Investigating the impact of model architecture on continual learning performance

Overview

Continual Learning (CL) focuses on enabling models to learn from new data streams over time while preserving past knowledge. Continual Learning seeks to minimize catastrophic forgetting, a critical phenomenon in which deep learning models forget previously trained information upon being training on new data. Online Continual Learning (OCL) evolves this concept by adapting models to learn from ongoing small batches of data in real-time. Online Continual Learning strives for a balance between acquiring new information and retaining old knowledge in dynamic environments.

This study investigates the impact of model size on online continual learning performance and forgetting, using the SplitCIFAR-10 continual learning benchmark. I trained and evaluated ResNet architectures of varying sizes and widths to examine how network size affects model performance in an online continual learning setting (class-incremental learning).

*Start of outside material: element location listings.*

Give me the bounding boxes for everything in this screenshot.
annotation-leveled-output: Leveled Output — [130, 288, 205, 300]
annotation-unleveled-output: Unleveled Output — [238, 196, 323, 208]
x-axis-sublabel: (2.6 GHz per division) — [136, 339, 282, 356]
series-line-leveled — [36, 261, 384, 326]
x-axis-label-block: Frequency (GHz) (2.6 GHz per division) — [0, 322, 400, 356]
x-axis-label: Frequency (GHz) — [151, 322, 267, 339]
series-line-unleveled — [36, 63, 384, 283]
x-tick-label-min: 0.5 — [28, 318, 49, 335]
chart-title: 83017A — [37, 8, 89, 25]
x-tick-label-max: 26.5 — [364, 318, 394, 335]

Key findings show that larger models do not necessarily guarantee better continual learning performance; in fact, they often struggle more in adapting to new tasks, particularly in online settings. These results challenge the existing notion that larger models inherently mitigate catastrophic forgetting, highlighting the nuanced relationship between model size and continual learning efficacy. This study contributes to a deeper understanding of model scalability and its practical implications in continual learning scenarios.

See paper on arxiv

Key Findings

Accuracy decreases as model size increases

Average Anytime Accuracy (AAA) measures the effectiveness of the model across all stages of training, rather than at a single endpoint, offering a more comprehensive view of its learning trajectory.

Accuracy of larger models grow at a slower pace when training

The rate to which validation stream accuracy increases with each task degrade with larger models. Slim-ResNet18 shows the highest accuracy and growth trend. This could indicate that larger models are worse at generalizing to a class-incremental learning scenario.

Forgetting levels show more nuanced results

This differences in forgetting between online and offline CL setting is aligned with the accuracy metrics earlier, where the performance of ResNet50 decreases more starkly in the online CL setting. Future studies could increase training cycles to lead to more insights.

Saliency maps reveal hints on how the models read the inputs

When it comes to the ability to highlight intuitive areas of interest in the images, there seemed to be a noticeable improvement from ResNet18 to ResNet34, but this was not necessarily the case from ResNet34 to ResNet50.

Details

When: Fall 2023
This study was completed as a final project for the graduate course 6.S898 Deep Learning at MIT.